Например, статья в поддержку <Солидарности>. Материалы о гонениях на
Солженицына, о Буковском, позже - о Сахарове. Причем <Новый журнал>, будучи
по своим эстетическим принципам далеким от того же Буковского, не стал
привлекать его в качестве постоянного автора, но когда Буковскому надо было
высказаться, журнал предоставил ему площадку. И потому наш журнал всегда,
при всех редакторах, осознавался как центр свободной мысли. Она может
проявляться по-разному, но она должна проявляться всегда!

- А какова динамика освещения политики на страницах журнала? Ведь времена
все-таки изменились:

- Мы ведем традицию <Нового журнала> от <Современных записок>, издававшихся
в Париже. <Современные записки> были эсеро-меньшевистским изданием.
Сохранившиеся в первых номерах <Нового журнала> эти тенденции, этот
эсеровский задор постепенно изживались. Даже были редакционные статьи, в
которых объяснялись те или иные материалы и обещалось, что в дальнейшем все
будет на общедемократических позициях. Алданов, в частности, был на
демократических позициях февраля 1917 года. И он, и сменивший его Карпович
не разделяли политических установок <Современных записок>, но чувствовали
себя их преемниками. Идея Карповича - установить современное государство на
демократических основах, а уже Гуль был активным противником тоталитаризма.
Будучи сам человеком очень властным, он властными методами и боролся. И
сейчас, после падения СССР, мы продолжаем ту же традицию. Это идеалы первой,
второй и третьей волн эмиграции. Что не мешает нам верить в созидательную
задачу новой России.

- В чем же вам издалека видится эта задача?

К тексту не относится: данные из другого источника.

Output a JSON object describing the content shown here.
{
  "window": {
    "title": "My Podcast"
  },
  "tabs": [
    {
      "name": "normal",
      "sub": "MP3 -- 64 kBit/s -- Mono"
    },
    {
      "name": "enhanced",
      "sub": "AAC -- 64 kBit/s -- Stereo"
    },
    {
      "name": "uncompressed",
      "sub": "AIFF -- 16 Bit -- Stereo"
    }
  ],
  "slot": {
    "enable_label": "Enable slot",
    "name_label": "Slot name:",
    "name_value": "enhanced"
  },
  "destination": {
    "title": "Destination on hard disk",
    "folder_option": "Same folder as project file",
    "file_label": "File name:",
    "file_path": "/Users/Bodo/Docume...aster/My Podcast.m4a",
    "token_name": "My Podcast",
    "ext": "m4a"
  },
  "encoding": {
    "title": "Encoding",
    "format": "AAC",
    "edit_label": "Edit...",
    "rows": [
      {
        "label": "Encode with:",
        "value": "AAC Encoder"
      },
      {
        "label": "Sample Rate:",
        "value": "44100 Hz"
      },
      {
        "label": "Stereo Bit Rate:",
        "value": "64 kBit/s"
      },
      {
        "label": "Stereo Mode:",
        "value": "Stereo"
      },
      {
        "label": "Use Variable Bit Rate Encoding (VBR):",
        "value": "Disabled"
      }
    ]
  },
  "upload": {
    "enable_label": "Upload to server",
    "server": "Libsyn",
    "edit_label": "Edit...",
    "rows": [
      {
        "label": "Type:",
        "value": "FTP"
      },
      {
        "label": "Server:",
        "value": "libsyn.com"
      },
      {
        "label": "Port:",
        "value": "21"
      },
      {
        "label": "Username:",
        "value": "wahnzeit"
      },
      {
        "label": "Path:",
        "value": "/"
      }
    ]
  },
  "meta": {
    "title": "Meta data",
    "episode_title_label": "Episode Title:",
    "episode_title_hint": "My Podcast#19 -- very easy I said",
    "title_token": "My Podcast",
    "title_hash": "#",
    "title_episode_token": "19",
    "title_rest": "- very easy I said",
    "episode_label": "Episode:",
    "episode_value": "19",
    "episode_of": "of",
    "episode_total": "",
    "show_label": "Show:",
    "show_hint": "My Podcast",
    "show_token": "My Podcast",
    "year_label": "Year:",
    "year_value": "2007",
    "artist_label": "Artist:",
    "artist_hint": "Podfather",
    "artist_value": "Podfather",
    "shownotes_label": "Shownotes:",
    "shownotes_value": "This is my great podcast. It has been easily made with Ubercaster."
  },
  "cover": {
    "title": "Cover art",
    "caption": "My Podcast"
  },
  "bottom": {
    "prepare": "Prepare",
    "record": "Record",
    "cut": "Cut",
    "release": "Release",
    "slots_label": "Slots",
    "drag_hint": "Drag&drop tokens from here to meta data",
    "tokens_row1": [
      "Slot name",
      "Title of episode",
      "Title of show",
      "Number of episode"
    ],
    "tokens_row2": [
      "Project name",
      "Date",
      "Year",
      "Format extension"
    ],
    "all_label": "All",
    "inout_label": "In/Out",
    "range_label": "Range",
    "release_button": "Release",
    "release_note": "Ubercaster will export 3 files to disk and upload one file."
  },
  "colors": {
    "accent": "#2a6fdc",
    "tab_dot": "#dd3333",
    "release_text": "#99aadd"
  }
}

- В построении демократического, законного государства с реальной,
действующей Конституцией. И я убеждена, что такое государство в России
будет. Но если раньше СССР был символом тоталитаризма, с которым <Новый
журнал> боролся, то теперь мы когда критикуем, то критикуем не врага. Мы -
на этой стороне. В частности, нашей задачей является поломать стереотип
варвара, затверженный на Западе.

- Однако созидательная задача новой России сейчас отождествляется только с
именем Путина:

- Мы так не считаем. Процесс идет и помимо этой - несомненно, влиятельной и
практически главной в России - фигуры. Мы, скорее, считаем, что политические
лидеры - это некий выброс энергии. Но в условиях, когда все внимание
концентрируется на одной фигуре, небывало возрастает роль СМИ. Чтобы
удержать внимание на одной фигуре, надо специфическим образом обработать
сознание. Мы против какой-либо обработки. И против тех СМИ, которые
выполняют такую задачу.

- А роль литературы? Ведь у вас все-таки литературный журнал!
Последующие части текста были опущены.